Yippy and MuseGlobal Get Hitched. Yippy. Er, Hooray.
June 21, 2012
Take a unified search company known for its clustering technology (Yippy) and mix with a leading provider of content integration and data virtualization services (MuseGlobal). The results, according to a recent press release, will be a powerful unified access to a huge data cloud of curated content.
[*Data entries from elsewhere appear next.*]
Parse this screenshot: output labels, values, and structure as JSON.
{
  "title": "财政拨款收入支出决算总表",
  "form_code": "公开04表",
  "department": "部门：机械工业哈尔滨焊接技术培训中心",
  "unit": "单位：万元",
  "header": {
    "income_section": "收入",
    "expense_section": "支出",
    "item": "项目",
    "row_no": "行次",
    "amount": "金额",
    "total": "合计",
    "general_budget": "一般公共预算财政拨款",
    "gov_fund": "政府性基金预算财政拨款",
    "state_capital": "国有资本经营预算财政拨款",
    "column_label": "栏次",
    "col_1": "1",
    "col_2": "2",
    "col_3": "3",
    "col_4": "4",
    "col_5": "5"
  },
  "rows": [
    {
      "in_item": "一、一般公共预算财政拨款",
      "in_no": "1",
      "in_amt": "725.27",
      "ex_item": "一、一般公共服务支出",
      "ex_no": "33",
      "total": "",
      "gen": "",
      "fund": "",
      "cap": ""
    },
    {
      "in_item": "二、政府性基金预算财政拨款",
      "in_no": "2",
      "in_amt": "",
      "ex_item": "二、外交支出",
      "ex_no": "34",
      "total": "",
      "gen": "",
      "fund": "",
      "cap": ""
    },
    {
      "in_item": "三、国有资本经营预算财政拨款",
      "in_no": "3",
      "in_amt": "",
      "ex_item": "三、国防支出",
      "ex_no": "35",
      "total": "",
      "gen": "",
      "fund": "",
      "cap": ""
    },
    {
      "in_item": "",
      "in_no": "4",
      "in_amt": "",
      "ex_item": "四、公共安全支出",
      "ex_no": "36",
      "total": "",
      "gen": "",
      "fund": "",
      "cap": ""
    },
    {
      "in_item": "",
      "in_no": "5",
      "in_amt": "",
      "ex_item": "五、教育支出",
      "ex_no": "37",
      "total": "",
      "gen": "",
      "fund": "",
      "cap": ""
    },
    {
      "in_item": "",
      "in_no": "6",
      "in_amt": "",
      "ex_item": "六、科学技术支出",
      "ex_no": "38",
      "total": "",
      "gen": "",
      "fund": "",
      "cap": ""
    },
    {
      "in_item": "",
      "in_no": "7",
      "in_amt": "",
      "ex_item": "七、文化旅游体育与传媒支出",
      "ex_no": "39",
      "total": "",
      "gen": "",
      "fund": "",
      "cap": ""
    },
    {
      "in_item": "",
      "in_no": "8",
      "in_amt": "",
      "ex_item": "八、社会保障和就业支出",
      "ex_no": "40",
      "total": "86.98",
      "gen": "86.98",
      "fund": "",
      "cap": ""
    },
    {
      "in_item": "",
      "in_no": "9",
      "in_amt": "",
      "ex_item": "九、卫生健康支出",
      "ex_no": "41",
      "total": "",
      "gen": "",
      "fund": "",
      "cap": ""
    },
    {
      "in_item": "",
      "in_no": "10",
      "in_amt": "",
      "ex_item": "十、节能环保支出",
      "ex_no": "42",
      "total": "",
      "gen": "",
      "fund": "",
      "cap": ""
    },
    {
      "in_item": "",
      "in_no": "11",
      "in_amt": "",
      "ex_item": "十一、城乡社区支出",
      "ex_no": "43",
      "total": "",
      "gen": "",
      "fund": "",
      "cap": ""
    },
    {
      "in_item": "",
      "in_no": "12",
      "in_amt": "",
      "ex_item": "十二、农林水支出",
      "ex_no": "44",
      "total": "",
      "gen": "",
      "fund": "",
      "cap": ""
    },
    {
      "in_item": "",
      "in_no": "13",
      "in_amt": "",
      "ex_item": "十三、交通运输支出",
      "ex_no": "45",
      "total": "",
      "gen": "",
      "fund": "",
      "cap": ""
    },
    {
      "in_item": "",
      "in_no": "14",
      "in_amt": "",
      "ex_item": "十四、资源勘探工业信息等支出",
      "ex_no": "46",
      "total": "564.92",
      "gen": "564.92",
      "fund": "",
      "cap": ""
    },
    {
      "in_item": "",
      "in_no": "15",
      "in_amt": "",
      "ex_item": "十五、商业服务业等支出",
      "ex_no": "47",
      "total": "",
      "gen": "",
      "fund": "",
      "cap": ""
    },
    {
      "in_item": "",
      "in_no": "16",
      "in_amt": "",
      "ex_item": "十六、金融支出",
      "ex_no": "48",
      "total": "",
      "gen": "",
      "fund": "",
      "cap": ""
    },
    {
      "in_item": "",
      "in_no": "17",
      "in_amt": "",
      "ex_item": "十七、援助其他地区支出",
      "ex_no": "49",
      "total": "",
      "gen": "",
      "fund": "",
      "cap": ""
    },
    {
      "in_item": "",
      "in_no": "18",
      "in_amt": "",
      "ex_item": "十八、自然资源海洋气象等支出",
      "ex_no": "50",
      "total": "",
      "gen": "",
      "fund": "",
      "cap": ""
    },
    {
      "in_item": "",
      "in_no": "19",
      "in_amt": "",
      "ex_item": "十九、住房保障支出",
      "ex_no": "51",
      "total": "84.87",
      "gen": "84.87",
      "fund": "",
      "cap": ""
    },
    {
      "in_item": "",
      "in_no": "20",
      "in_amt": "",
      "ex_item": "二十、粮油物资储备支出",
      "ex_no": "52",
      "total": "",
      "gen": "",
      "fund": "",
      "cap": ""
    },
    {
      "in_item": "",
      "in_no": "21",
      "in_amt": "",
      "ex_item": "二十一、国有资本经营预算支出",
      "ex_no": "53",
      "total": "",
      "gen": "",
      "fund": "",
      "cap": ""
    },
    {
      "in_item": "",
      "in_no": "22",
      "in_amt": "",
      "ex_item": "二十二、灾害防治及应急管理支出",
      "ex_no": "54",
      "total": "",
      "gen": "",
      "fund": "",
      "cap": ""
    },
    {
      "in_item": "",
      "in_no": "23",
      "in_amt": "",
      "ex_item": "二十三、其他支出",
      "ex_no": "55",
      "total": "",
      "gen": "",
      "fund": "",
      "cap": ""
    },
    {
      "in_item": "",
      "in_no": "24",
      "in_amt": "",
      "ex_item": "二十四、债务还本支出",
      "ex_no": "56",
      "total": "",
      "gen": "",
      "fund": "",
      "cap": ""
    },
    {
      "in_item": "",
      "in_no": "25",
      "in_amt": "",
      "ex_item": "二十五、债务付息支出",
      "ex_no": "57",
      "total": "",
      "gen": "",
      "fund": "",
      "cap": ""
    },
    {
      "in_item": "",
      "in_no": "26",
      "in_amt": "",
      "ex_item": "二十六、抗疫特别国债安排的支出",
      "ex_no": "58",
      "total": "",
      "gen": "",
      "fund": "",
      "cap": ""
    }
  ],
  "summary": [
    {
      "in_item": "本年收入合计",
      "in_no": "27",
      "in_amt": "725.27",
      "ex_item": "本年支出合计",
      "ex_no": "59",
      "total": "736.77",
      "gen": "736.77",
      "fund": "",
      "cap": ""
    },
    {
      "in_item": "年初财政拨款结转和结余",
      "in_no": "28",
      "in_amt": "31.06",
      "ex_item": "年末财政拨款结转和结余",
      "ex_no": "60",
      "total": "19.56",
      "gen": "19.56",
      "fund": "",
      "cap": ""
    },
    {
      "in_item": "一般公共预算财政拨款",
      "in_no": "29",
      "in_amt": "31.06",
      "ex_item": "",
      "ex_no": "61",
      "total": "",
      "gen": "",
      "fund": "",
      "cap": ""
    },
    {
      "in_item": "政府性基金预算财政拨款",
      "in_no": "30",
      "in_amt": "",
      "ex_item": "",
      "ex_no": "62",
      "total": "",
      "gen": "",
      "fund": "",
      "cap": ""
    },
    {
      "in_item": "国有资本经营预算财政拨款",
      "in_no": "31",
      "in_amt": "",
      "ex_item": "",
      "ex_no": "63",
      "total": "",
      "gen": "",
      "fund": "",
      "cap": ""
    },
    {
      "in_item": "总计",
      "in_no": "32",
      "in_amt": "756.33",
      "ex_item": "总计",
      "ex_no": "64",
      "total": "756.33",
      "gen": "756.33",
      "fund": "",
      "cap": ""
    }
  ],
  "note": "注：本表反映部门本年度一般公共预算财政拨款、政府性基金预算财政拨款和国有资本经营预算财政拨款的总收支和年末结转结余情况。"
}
Carnegie Mellon University developed the award-winning deep research engine now known as Yippy.com. Yippy acquired the software in 2010, along with a perpetual license for advanced enterprise software solution Velocity. That’s where Yippy’s patented clustering methods come from.
MuseGlobal claims to maintain the largest and most versatile library of content connections in the world. The company has built a fully documented source factory that monitors, maintains, and updates connectors constantly, boosting sustainability and scalability. Muse Smart Connectors are available out-of-the-box for content federation and harvesting, in any format and across any location.
The press release declares:
“The merger of Yippy and MuseGlobal combines two wholly synergistic companies that bring together an exclusive and vast range of resources and abilities that no other search or information-based company in the world possesses including majors such as Google, Microsoft and HP/Autonomy. The combined companies will create an information cloud that will represent a significant shift in the business of enterprise, vertical and consumer search with unlimited consumer and commercial uses. The Companies’ registered trademark ‘Welcome to the Cloud’ embodies its combined data virtualization initiatives.”
The merger will increase the number of issued and outstanding common shares from 53 million to approximately 67 million. MuseGlobal was founded in the UK in 1998, and became a commercial entity in 2001. The company is now based in San Francisco, CA. Yippy makes its home in Fort Meyers, FL, and prides itself on its strong Web search privacy stance—it neither tracks nor save users’ information, including search history. The merged company will employ about 50 workers in four countries.